In these cases, a legitimate question arises as to how the court is to protect the integrity of the proceedings. For example, what measures should the police or the court take to ensure that the witness is alone in the room from which they are giving evidence, such that the risk of outside influences is eliminated? How can the court prevent the witness from having access to electronic material whilst giving evidence? If the court simply accepts that a witness can dial in from their house and the environment does not need to be checked by a police or local court officer, the witness could – quite unbeknownst to anyone in the UK courtroom – have unfettered access to their phone or some other device whilst they are sitting in front of their computer screen. The (all too often) poor quality of video links means that a witness glancing down at their phone or across to another computer may not be obvious to the lawyers and the judge in the UK. What about a witness making notes? It may be that a well-meaning witness assumes that they can make notes and use them, without even thinking to as the court for permission. If no officer is present with them before they give their evidence and the witness has notes in front of their computer, this will simply go unnoticed.

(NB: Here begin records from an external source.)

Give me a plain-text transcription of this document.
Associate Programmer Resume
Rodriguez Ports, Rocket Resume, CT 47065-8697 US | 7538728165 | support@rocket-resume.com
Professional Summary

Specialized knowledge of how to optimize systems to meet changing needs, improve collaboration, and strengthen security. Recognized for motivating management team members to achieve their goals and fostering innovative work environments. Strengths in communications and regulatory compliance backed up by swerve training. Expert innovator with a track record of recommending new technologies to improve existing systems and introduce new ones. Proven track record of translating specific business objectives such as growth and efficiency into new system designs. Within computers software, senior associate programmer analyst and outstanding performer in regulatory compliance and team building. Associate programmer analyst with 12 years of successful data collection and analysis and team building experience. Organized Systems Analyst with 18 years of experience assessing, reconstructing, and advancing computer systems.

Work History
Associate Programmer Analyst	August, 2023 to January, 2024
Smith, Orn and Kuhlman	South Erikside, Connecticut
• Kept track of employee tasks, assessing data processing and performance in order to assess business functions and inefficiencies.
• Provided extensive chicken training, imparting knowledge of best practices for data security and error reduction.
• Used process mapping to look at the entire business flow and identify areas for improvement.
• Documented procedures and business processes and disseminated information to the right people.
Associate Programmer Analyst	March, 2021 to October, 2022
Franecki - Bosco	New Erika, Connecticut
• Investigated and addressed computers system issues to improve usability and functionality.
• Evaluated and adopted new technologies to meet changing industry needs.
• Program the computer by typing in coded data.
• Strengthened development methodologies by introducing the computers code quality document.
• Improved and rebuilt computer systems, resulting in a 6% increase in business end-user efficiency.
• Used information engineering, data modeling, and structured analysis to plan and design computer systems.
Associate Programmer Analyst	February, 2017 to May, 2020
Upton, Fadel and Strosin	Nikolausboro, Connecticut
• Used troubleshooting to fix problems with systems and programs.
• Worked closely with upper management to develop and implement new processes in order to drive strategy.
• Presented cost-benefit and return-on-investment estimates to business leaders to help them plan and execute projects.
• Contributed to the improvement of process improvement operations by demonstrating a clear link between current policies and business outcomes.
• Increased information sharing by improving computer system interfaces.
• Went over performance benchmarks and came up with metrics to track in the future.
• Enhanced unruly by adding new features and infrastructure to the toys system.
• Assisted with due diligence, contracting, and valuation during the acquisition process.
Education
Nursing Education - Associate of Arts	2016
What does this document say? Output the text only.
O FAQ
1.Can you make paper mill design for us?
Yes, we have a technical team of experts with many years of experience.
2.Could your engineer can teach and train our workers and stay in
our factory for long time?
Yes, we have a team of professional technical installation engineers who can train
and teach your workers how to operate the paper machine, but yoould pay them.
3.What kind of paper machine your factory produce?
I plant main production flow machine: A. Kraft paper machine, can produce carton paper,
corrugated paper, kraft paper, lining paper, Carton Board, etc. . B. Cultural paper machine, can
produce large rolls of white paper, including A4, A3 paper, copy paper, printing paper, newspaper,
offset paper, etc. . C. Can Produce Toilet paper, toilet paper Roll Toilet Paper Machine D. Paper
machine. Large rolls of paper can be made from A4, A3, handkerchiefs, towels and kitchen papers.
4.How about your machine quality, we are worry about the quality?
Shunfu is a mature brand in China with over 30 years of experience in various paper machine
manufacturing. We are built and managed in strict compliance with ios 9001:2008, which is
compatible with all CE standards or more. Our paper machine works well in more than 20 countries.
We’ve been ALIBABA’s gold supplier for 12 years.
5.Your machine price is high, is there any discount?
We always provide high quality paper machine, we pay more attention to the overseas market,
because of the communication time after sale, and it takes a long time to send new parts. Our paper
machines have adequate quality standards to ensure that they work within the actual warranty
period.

These are not trivial concerns – if they occur, they may prejudice the efficient running of the trial and in extreme examples may cause a trial to collapse altogether. An obvious example is where a complainant or witness accesses their phone while giving their evidence – perhaps to look at social media, for example – and introduces inadmissible or prejudicial evidence. In those circumstances, a defendant will be forced into seeking discharge of the jury because of something which would never have arisen, had the police or court ensured that the witness was giving evidence from a secure environment.